For example:
An investor holds a stock index futures contract 10 on the last trading day, and the settlement price on the last trading day is 1500 points. On that day, the investor bought 8 long positions in the contract at the transaction price of 1505, and sold 5 positions at the transaction price of 15 10. The settlement price of the day is 15 15, so the profit and loss of the day is calculated as follows:
Profit and loss of the day = (1510-1505) × 5+(151505) × 3+(1505)
If the contract multiplier of the contract is 300 yuan/point, the investor's profit and loss on that day is 205 points ×300 yuan/point =6 1500 yuan.
On the one hand: total profit and loss = closing price-opening price. Whether you make a profit or lose depends on whether you buy at a high price or sell at a low price. If you open a position and buy, the closing price is higher than the opening price, which is profit; If you open a position and sell it, and the closing price is higher than the opening price, it is a loss.
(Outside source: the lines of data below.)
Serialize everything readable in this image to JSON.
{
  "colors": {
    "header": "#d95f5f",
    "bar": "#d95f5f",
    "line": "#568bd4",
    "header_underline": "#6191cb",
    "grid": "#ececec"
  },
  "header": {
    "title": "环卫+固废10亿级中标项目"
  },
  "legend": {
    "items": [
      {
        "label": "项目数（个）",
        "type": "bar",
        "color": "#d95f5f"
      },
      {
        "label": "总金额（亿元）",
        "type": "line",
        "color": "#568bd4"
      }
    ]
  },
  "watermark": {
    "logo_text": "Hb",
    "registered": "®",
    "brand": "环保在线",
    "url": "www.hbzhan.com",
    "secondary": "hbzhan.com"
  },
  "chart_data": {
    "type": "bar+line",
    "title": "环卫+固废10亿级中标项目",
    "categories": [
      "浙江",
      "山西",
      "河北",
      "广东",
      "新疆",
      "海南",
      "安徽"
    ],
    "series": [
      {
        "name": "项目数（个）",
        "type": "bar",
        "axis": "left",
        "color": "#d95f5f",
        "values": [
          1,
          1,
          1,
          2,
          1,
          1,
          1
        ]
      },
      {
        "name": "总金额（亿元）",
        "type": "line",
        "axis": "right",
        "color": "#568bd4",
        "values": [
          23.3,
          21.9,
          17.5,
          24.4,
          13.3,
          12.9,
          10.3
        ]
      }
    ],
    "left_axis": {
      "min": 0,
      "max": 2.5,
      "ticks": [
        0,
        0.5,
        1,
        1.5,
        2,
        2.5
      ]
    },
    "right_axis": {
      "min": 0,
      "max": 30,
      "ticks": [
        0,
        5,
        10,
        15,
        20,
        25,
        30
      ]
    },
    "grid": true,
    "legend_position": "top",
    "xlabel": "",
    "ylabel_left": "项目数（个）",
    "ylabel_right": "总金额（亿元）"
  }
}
On the contrary, if you buy when you open a position, the closing price is lower than the opening price, you lose money; if you sell when you open a position, the closing price is lower than the opening price, you make a profit. On the other hand: total profit and loss = market value profit and loss+position profit and loss. Whether it is profit or loss depends on whether the total profit or loss is positive or negative.